The Hero Product Trap: When One Product Carries the Company’s Weight
Every entrepreneur dreams of a breakout product. That one success that propels their company to new heights. For the Dollar Shave Club, it was their $1 shaving sticks and for Apple, it was the iPhone.
But what happens when that single product becomes the sole focus, carrying the entire weight of the company’s revenue and brand identity? This post covers everything you need to know about having a hero product and how it can become a nightmare using Toms shoes as a case study.
What is a Hero Product?
A hero product is the launch pad for a brand because it is the star player within a brand’s offering. It is usually the product most people associate a business with since it builds the brand’s identity while creating opportunities for other products. For example, when you think of Hermes, you think about the Birkin bag. That is because it’s the brand’s hero product.
Your hero product could be unique, address a specific need or just a result of social media buzz. Whatever it is, the hero products are often best sellers that drive significant revenue and attract new customers.
Why is Having a Hero Product Important?
The benefits of having a hero product are enormous, especially as a new business. Some of them include;
- Brand recognition: With a successful hero product, you get people talking about your brand. By simply promoting that product, you’re indirectly promoting your brand as well. It’s also a great way to establish your business in a market especially if you’re a new product or new entrant.
- Loyal customers: Once customers like your hero product, they are more likely to become loyal to your brand. Over time, they are the ones who will purchase the other products you’ll offer.
The Allure of a Hero Product: A Case Study of TOMS the One-Shoe Wonder
If you loved trendy shoes between 2005–2010, you’re definitely familiar with the TOMS shoe. Being a hero product for the Toms brand, the shoe was trendy with a unique stylish design, affordable to a large customer base and offered a charitable feeling each time you purchased it.
This is because, for every pair you purchased, the brand donated another pair to a child in need. The unique approach resonated with consumers, immediately making the Toms brand a global phenomenon.
However, relying solely on the hero product presented challenges:
- Limited Market: TOMS’ core market primarily consisted of young, socially conscious consumers. This made it harder to break into another demographic.
- Product Saturation: The simple shoe design faced increasing competition, leading to market saturation.
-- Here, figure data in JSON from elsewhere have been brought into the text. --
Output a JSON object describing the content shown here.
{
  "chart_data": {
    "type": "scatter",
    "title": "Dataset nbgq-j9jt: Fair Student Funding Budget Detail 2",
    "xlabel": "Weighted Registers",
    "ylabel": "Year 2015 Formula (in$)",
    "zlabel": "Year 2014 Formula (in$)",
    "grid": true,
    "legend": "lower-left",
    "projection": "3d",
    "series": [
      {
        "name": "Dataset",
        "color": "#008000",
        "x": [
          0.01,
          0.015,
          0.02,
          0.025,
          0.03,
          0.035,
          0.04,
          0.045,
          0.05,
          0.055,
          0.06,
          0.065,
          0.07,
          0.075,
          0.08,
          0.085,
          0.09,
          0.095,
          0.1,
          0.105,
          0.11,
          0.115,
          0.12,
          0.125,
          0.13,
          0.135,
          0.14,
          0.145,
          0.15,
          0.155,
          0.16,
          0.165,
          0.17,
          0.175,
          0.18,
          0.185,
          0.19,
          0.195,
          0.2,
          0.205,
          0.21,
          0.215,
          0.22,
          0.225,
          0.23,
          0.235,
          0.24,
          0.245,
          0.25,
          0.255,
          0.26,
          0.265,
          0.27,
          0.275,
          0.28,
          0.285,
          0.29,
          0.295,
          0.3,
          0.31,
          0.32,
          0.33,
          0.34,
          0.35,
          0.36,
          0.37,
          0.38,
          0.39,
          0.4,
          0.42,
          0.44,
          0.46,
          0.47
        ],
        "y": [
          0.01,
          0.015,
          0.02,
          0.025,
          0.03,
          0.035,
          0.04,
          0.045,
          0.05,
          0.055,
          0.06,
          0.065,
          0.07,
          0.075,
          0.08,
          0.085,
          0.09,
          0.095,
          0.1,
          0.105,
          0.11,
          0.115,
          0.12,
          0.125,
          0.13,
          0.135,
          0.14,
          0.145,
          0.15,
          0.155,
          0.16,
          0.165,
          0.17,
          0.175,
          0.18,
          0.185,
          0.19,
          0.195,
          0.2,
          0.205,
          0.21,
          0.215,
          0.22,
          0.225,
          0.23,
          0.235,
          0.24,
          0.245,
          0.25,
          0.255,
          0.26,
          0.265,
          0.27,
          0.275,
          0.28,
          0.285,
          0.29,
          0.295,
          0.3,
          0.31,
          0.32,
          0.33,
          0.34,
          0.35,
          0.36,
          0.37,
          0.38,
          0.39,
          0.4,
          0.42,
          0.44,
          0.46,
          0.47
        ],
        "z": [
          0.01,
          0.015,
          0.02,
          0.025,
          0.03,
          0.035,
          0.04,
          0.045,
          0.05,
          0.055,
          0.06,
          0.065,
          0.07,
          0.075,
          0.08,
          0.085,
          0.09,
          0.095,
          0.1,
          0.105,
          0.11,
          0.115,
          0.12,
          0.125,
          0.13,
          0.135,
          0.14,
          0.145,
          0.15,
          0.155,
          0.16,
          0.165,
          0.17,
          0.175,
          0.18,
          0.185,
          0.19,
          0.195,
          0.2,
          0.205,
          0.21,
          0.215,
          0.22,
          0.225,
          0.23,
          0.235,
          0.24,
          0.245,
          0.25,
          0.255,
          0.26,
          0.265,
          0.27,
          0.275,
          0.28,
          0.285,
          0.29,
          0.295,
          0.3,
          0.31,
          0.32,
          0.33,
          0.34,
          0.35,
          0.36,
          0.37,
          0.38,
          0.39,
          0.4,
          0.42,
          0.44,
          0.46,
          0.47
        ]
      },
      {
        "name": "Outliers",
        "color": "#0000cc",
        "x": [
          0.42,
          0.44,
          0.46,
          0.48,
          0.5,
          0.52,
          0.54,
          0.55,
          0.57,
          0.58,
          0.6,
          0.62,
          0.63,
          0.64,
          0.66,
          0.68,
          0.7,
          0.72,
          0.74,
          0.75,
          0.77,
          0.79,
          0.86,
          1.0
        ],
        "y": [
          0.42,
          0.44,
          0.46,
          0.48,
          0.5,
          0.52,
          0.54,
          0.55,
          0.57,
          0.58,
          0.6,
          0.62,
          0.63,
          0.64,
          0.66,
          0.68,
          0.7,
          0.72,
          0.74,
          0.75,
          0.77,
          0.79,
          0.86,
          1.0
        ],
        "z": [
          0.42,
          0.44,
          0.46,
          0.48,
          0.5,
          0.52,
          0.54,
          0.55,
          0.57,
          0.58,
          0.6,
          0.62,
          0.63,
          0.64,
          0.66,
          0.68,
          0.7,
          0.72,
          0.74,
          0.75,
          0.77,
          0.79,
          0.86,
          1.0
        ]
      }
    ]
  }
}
Every other shoe company had the same design so it wasn’t exactly unique anymore.
- Profitability Concerns: The “One for One” model, while impactful, came at a cost. TOMS struggled to generate sufficient profit margins to invest in other products.
By the late 2010s, TOMS faced significant financial difficulties. Their over-dependence on the hero product left them vulnerable to market fluctuations and competition.
So, while they did expand their product range by introducing new footwear styles, a glasses line, more clothing and changing the giving model, the company had taken too much of a hit by then. Today, when you think of the TOMS brand, you really only get a nostalgic feeling.
Lessons Learned on Hero Products from the TOMS Case Study
The hero product trap is a potential pitfall for any company. While TOMS has gotten new investors and is still working to rebrand, their experience offers valuable insights some of which include;
1. Diversify as soon as you can
As a business, you shouldn’t solely rely on a single product for long-term success, especially in eCommerce. Your customers can outgrow your products or find a better alternative. You need to constantly develop new products and explore new markets.
This lesson also applies to SAAS brands. Work on adding new features, adding new integrations and building products. It will constantly bring you up to date with consumer interests.
2. Build a sustainable business model
The buy one, donate one model was a great market entry target, but it wasn’t a sustainable model in the long run. Always focus on ensuring you have sufficient profit margins to support innovation and long-term business growth.
You also need to develop a brand identity that goes beyond your hero product. If your value proposition is in being socially conscious, find a way to make it profitable. TOMS shifted their focus to donating a percentage from each sale. However, they implemented this too late when they were already facing profitability concerns.
3. Invest in a Patent
Other brands will want to hop on your brand identity to generate sales. When you have a patent, it will reduce the number of imitations your product gets. Being able to distinguish your brand will create some sort of exclusivity that will prevent a case of over-saturation like the TOMS shoe.
4. A direct-to-consumer model will always trump the wholesale model
One key thing this post forgot to mention is how TOMS focused on a wholesale model. So they only shipped their products to popular retailers which made the profitability issue harder because retailers won’t exactly care about marketing your products unless they are trendy.
If the brand had adopted a direct-to-consumer approach first, it would have had a loyal base to study and capitalize on. So, try to always have a touchpoint with your customers before expanding to retailers.